2. Foster. If you’ve got room for some temporary furry visitors, shelters want to hear from you. The Muttville Senior Dog Rescue in San Francisco has about 80 dogs at a time, but room for only 30 at the shelter.

“We literary cannot save lives if we do not have foster homes,” said Sherri Franklin, the founder and executive director of the rescue organization, which takes dogs 7 years and older.

Franklin says the animals stay from six weeks to three months. Failed fosters — those who decide to keep their four-legged guests — are welcome too.

“That’s the only kind of failure we like,” she said.

3. Donate. Non-profit animal rescues rely on donations to operate. Check websites to find out how you can give to a particular shelter — whether directly, through neighborhood thrift stores, or with a percentage of your purchase while shopping online through programs such as AmazonSmile. Shelter officials say you should make sure your donation is going where you want it to — whether to a national organization or to a local one — and not assume the money will trickle down.

For shelters participating in this year’s Clear the Shelters initiative, you can donate directly to those individual organizations through Fund the Shelters. A list of shelters, sorted by state, is available here

Look for “wish lists” on websites, which cover everything from towels and wash cloths to food and nail clippers to larger, more expensive items. The Animal Rescue League of Boston, with shelters in Boston, Brewster and Dedham, publishes its lists through Amazon.com. Or if you have the needed items at home, you can drop those off at the shelters, said the marketing manager, Lisa Graham.

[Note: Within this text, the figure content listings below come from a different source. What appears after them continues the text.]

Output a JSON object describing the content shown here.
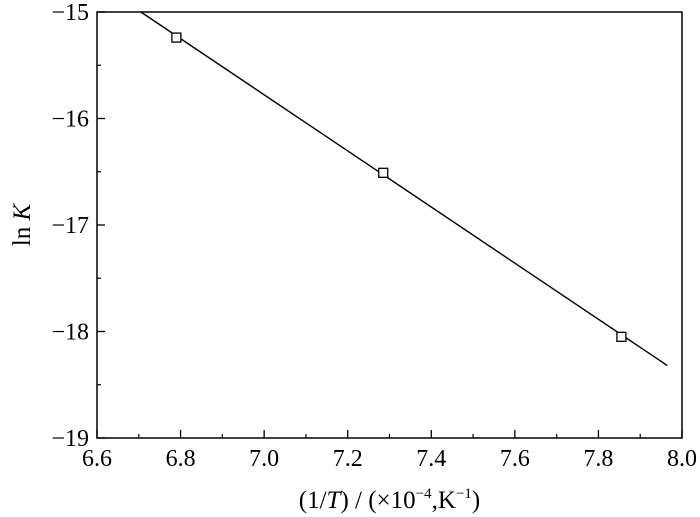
{
  "chart_data": {
    "type": "scatter",
    "title": "",
    "xlabel_parts": {
      "open": "(1/",
      "var": "T",
      "middle": ") / (×10",
      "exp1": "−4",
      "unit": ",K",
      "exp2": "−1",
      "close": ")"
    },
    "ylabel_parts": {
      "func": "ln ",
      "var": "K"
    },
    "xlim": [
      6.6,
      8.0
    ],
    "ylim": [
      -19,
      -15
    ],
    "xticks": [
      6.6,
      6.8,
      7.0,
      7.2,
      7.4,
      7.6,
      7.8,
      8.0
    ],
    "yticks": [
      -19,
      -18,
      -17,
      -16,
      -15
    ],
    "xtick_labels": [
      "6.6",
      "6.8",
      "7.0",
      "7.2",
      "7.4",
      "7.6",
      "7.8",
      "8.0"
    ],
    "ytick_labels": [
      "−19",
      "−18",
      "−17",
      "−16",
      "−15"
    ],
    "grid": false,
    "series": [
      {
        "marker": "square-open",
        "color": "#000000",
        "x": [
          6.79,
          7.285,
          7.855
        ],
        "y": [
          -15.24,
          -16.51,
          -18.05
        ]
      }
    ],
    "fit_line": {
      "color": "#000000",
      "x": [
        6.705,
        7.965
      ],
      "y": [
        -15.0,
        -18.32
      ]
    }
  }
}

4. Socialize. Host benefits or help out at adoption days and other events. Shelter supporters organize happy hours, golf outings, dog walks and other gatherings to raise funds. Other volunteers design newsletters and websites, collect items for auctions and promote adoptions on social media.

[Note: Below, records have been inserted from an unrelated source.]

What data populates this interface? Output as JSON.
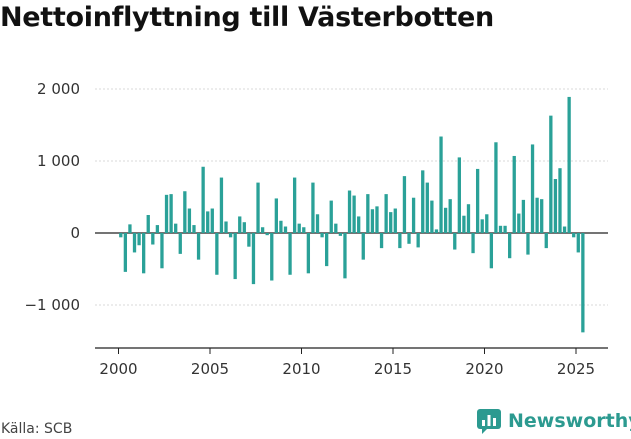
{
  "title": "Nettoinflyttning till Västerbotten",
  "source": "Källa: SCB",
  "brand": {
    "name": "Newsworthy",
    "color": "#2c9a90"
  },
  "chart_data": {
    "type": "bar",
    "title": "Nettoinflyttning till Västerbotten",
    "xlabel": "",
    "ylabel": "",
    "ylim": [
      -1500,
      2000
    ],
    "xlim": [
      2000,
      2025.6
    ],
    "grid": true,
    "bar_color": "#2aa198",
    "y_ticks": [
      {
        "value": 2000,
        "label": "2 000"
      },
      {
        "value": 1000,
        "label": "1 000"
      },
      {
        "value": 0,
        "label": "0"
      },
      {
        "value": -1000,
        "label": "−1 000"
      }
    ],
    "x_ticks": [
      {
        "value": 2000,
        "label": "2000"
      },
      {
        "value": 2005,
        "label": "2005"
      },
      {
        "value": 2010,
        "label": "2010"
      },
      {
        "value": 2015,
        "label": "2015"
      },
      {
        "value": 2020,
        "label": "2020"
      },
      {
        "value": 2025,
        "label": "2025"
      }
    ],
    "series": [
      {
        "period_start": "2000-Q1",
        "frequency": "quarterly",
        "values": [
          -60,
          -540,
          120,
          -270,
          -170,
          -560,
          250,
          -160,
          110,
          -490,
          530,
          540,
          130,
          -290,
          580,
          340,
          110,
          -370,
          920,
          300,
          340,
          -580,
          770,
          160,
          -60,
          -640,
          230,
          150,
          -190,
          -710,
          700,
          80,
          -30,
          -660,
          480,
          170,
          90,
          -580,
          770,
          130,
          80,
          -560,
          700,
          260,
          -60,
          -460,
          450,
          130,
          -40,
          -630,
          590,
          520,
          230,
          -370,
          540,
          330,
          370,
          -210,
          540,
          290,
          340,
          -210,
          790,
          -150,
          490,
          -200,
          870,
          700,
          450,
          50,
          1340,
          350,
          470,
          -230,
          1050,
          240,
          400,
          -280,
          890,
          190,
          260,
          -490,
          1260,
          100,
          100,
          -350,
          1070,
          270,
          460,
          -300,
          1230,
          490,
          470,
          -210,
          1630,
          750,
          900,
          90,
          1890,
          -60,
          -270,
          -1380
        ]
      }
    ]
  }
}
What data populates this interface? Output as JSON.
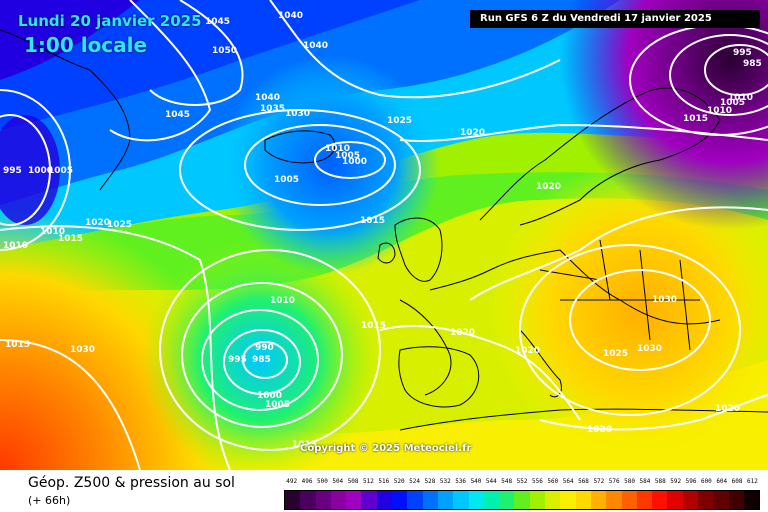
{
  "header": {
    "date": "Lundi 20 janvier 2025",
    "time": "1:00 locale",
    "run": "Run GFS 6 Z du Vendredi 17 janvier 2025"
  },
  "footer": {
    "title": "Géop. Z500 & pression au sol",
    "subtitle": "(+ 66h)",
    "copyright": "Copyright © 2025 Meteociel.fr"
  },
  "legend": {
    "values": [
      "492",
      "496",
      "500",
      "504",
      "508",
      "512",
      "516",
      "520",
      "524",
      "528",
      "532",
      "536",
      "540",
      "544",
      "548",
      "552",
      "556",
      "560",
      "564",
      "568",
      "572",
      "576",
      "580",
      "584",
      "588",
      "592",
      "596",
      "600",
      "604",
      "608",
      "612"
    ],
    "colors": [
      "#2a0030",
      "#4b0060",
      "#6a0080",
      "#8a00a0",
      "#a000c0",
      "#6000d0",
      "#2000e0",
      "#0010ff",
      "#0040ff",
      "#0070ff",
      "#00a0ff",
      "#00c8ff",
      "#00e8f0",
      "#00f0b0",
      "#20f070",
      "#60f020",
      "#a0f000",
      "#d8f000",
      "#f8f000",
      "#ffd800",
      "#ffb000",
      "#ff8800",
      "#ff6000",
      "#ff3800",
      "#ff1000",
      "#e00000",
      "#b00000",
      "#800000",
      "#600000",
      "#400000",
      "#100000"
    ]
  },
  "isobar_labels": [
    {
      "text": "1045"
    },
    {
      "text": "1040"
    },
    {
      "text": "1050"
    },
    {
      "text": "1040"
    },
    {
      "text": "1045"
    },
    {
      "text": "1040"
    },
    {
      "text": "1035"
    },
    {
      "text": "1030"
    },
    {
      "text": "1025"
    },
    {
      "text": "1020"
    },
    {
      "text": "1010"
    },
    {
      "text": "1005"
    },
    {
      "text": "1000"
    },
    {
      "text": "1005"
    },
    {
      "text": "995"
    },
    {
      "text": "1000"
    },
    {
      "text": "1005"
    },
    {
      "text": "1010"
    },
    {
      "text": "1015"
    },
    {
      "text": "1020"
    },
    {
      "text": "1025"
    },
    {
      "text": "1015"
    },
    {
      "text": "1010"
    },
    {
      "text": "1010"
    },
    {
      "text": "990"
    },
    {
      "text": "995"
    },
    {
      "text": "985"
    },
    {
      "text": "1000"
    },
    {
      "text": "1005"
    },
    {
      "text": "1015"
    },
    {
      "text": "1030"
    },
    {
      "text": "1015"
    },
    {
      "text": "1020"
    },
    {
      "text": "1020"
    },
    {
      "text": "1020"
    },
    {
      "text": "1030"
    },
    {
      "text": "1025"
    },
    {
      "text": "1030"
    },
    {
      "text": "1020"
    },
    {
      "text": "1020"
    },
    {
      "text": "995"
    },
    {
      "text": "985"
    },
    {
      "text": "1010"
    },
    {
      "text": "1005"
    },
    {
      "text": "1015"
    },
    {
      "text": "1010"
    },
    {
      "text": "1015"
    }
  ]
}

“Social media is a big part of our rescue,” Franklin said. 

She recently posted a photo of a Pomeranian as part of a plea for help in transporting six dogs from Los Angeles to San Francisco.

“I posted it on Facebook and I got 75 responses within two hours of people wanting to help,” she said.

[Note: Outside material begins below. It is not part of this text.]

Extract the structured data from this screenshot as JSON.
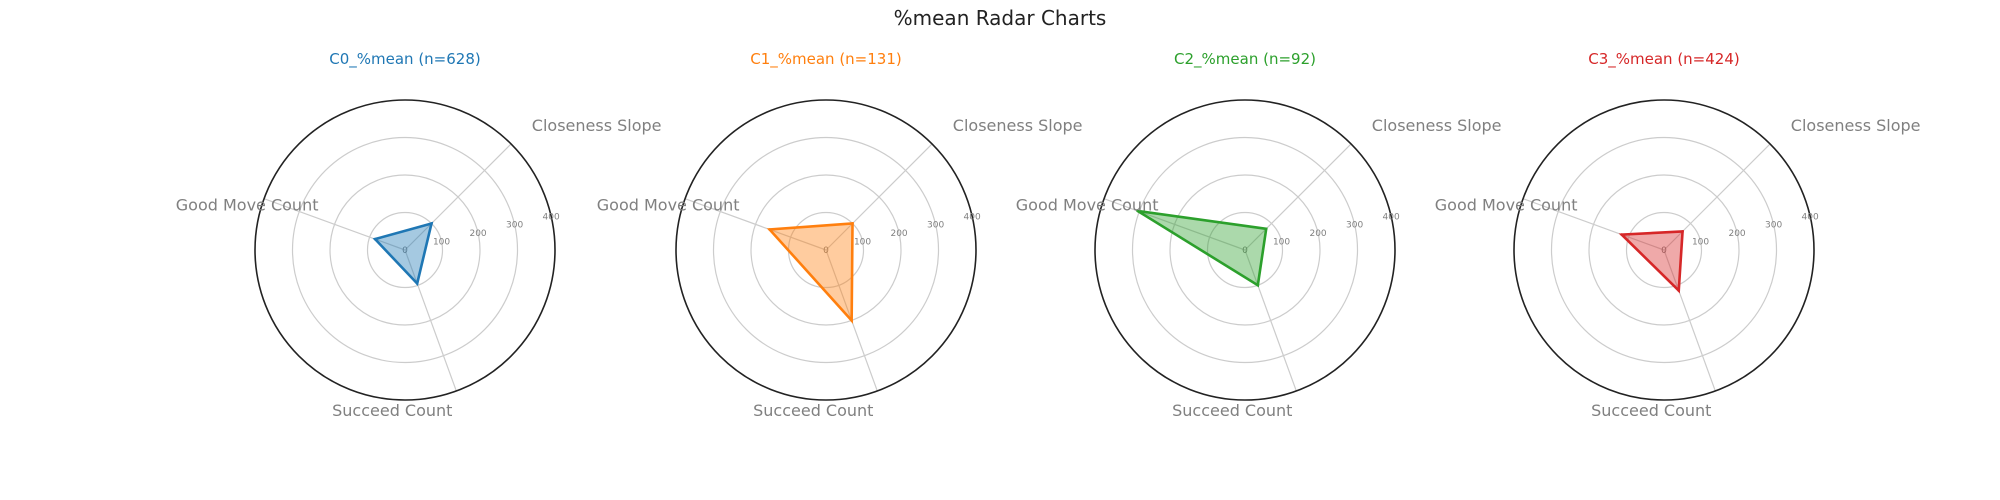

Help in attending — and throwing — fundraisers and benefits is also key. Famous Fido Rescue in Chicago, for example, held a fundraiser on Aug. 23, 2015 for a new headquarters, a 10,000-square-foot building. In addition to space for the animals, a counselor to help struggling owners keep their pets and a station to micro-chip animals, the new building was also set to include a rescue store, a pet-supply store that directed its profits back to the animals.